Building a Balanced Scorecard for non-profit organizations isn’t as straightforward as it is for businesses. Where does the “Finance” perspective fit?
Hospitals, educational organizations, municipal governments, and government agencies aren’t usually driven by the profit motive. The finance perspective of the Balanced Scorecard seems to be a stumbling block. So where does “finance” fit in a non-profit and how do you explain the finance perspective to employees who are driven by a mission, not by revenue or profit?
After helping non-profits with their strategy, operations, and Balanced Scorecards and building matching Excel scorecards and dashboards I’ve come across a few tips that make the financial perspective easier to work with.
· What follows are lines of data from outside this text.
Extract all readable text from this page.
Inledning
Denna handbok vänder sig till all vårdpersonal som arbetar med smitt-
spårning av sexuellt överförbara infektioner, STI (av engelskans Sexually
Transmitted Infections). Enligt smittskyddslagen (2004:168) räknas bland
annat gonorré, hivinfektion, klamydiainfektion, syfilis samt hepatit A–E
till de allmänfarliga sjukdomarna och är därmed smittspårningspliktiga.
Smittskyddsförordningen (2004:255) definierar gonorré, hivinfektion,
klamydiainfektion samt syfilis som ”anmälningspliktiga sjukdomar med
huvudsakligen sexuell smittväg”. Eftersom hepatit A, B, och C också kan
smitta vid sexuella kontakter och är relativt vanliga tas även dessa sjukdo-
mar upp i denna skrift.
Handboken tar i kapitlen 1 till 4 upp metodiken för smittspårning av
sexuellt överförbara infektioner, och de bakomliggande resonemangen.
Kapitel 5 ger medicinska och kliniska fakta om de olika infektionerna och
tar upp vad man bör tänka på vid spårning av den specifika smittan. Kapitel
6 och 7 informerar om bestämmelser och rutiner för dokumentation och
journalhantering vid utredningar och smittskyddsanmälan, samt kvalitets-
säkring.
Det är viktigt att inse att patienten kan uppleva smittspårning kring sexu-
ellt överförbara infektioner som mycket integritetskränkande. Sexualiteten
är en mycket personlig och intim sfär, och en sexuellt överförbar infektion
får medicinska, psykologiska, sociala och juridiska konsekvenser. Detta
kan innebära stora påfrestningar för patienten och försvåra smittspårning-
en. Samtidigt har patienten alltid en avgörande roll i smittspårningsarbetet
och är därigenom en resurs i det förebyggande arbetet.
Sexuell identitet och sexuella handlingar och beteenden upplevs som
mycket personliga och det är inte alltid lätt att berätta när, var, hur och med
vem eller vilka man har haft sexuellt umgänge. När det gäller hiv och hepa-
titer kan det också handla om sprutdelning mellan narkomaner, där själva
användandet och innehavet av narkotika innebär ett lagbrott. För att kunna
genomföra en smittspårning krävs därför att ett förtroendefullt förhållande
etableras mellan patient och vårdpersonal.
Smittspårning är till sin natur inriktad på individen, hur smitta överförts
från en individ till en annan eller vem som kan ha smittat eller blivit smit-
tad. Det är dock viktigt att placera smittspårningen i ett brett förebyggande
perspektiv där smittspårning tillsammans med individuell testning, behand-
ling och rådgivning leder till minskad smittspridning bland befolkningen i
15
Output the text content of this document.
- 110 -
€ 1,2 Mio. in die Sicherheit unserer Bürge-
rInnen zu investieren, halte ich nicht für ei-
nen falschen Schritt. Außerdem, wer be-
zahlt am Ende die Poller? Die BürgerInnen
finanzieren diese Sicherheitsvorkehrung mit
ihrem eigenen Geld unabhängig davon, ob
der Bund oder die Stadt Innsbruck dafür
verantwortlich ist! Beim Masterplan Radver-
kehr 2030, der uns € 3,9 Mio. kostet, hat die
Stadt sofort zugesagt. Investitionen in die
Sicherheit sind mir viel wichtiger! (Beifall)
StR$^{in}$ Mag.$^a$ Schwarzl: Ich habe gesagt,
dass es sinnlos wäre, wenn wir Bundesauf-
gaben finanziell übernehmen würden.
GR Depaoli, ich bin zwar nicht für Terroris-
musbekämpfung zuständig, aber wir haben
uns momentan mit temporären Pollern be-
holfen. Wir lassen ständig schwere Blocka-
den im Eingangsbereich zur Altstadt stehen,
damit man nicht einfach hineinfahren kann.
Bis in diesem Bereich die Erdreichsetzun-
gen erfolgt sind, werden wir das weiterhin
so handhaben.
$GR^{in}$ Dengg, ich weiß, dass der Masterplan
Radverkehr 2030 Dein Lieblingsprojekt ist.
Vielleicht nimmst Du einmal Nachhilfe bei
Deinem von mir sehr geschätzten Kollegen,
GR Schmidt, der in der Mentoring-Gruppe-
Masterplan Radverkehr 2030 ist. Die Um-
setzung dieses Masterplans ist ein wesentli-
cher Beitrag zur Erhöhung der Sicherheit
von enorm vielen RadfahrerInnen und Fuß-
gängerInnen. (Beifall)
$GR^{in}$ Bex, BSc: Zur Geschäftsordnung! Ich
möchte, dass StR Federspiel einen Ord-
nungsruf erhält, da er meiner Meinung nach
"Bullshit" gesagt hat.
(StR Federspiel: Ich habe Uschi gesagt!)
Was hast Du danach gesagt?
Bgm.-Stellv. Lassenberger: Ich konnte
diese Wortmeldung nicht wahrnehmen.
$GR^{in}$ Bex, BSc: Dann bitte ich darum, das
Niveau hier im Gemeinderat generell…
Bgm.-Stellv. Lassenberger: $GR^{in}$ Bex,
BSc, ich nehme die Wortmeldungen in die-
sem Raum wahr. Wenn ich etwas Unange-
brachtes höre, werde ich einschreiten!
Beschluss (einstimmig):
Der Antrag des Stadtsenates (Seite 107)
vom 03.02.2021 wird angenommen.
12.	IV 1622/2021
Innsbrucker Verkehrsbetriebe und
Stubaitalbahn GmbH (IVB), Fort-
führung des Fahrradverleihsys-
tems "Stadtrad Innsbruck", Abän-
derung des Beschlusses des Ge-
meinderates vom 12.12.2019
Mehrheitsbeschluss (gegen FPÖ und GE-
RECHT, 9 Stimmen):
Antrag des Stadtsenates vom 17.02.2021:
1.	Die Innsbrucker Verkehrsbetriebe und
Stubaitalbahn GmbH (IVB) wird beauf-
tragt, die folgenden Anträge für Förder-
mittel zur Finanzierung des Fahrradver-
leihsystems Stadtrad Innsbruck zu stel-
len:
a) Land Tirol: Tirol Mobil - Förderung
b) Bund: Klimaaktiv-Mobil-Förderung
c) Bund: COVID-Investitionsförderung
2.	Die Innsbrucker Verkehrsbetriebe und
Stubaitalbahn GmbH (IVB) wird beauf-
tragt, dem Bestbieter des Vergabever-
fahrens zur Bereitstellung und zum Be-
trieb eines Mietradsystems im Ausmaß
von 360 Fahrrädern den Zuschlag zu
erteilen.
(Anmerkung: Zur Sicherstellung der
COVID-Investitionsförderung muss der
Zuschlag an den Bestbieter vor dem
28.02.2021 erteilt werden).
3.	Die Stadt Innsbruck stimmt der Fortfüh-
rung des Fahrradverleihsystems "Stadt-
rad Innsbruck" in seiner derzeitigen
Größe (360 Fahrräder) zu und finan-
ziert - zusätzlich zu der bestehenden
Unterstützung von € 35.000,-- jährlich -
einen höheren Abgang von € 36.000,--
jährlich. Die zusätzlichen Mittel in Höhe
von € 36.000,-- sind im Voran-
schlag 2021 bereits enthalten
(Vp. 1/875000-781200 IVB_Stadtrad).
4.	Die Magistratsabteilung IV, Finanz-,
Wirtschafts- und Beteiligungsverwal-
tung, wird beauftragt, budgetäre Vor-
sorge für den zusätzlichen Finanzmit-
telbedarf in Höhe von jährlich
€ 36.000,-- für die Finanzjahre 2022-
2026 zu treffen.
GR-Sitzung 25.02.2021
Here’s a few that might help you.
In the classic Balanced Scorecard from Kaplan and Norton, the Finance perspective takes the topmost position with the other perspectives below, like this,
The reasoning for this structure is that each layer below supports and drives the layer above. For example, “Learning and People” is composed of people, best practices, and IT infrastructure. “Learning and People” supports “Process”. Similarly, without good Processes you can’t produce the effectiveness, efficiency, and quality that drive Customer objectives. And succeeding at Customer objectives achieves Financial objectives.
This hierarchy of perspectives makes sense in a for-profit organization. Every layer supports the one above to eventually satisfy stockholders at the Finance level. But, is the same true when you’re working with non-profits?
When I’ve worked with stakeholders like teachers or nurses they rightfully take offense at having Finance as the topmost perspective. These organizations often start with a predefined resource at the Finance level (read money). For example, a school district has a predefined budget. Teaching the students better will rarely produce more funds. In non-profit organizations they want to achieve a mission, like increasing educational levels or improving healthcare.
While talking with a group of nurses at a hospital one of them sparked an epiphany. The mission was their topmost concern! (Duh! That was obvious.) But, their real financial need was to be prudent. They needed to manage their finances to produce the greatest result. In two words this is “Financial Stewardship.”
At that point I decided to do two things that have served me well in mapping performance and Balanced Scorecards for non-profits. First, for non-profits I added a new perspective, Mission, and moved it to the topmost level – accomplishing the mission defines success for most non-profits. The second was to change the Finance perspective.
For non-profits Finance should be called to Financial Stewardship. Since the financial resources are usually predefined they limit what the organization can do. They should be moved to the bottom most level.
Now, the perspectives for most non-profits looks like this,
The middle perspectives are similar to for-profits. Financial Stewardship should strive for effective and efficient use of funds and adherence to budget. The Mission perspective can be more difficult. For some organizations it may be difficult to measure, but you can measure achieving your mission. It can be a hard metric or you can find a proxy. For example, Mission measures might be “Percentage of Population Vaccinated”, “Change in Reading Level for Children”, “Change in Percentage of Teen Age Pregnancies”, or “Positive Sentiment Expressed in Social Media.”
While the Non-Profit Balanced Scorecard isn’t as straightforward as the for-profit, it can be even more powerful. With an aligned, objective-oriented organization you can get more done with the same resources.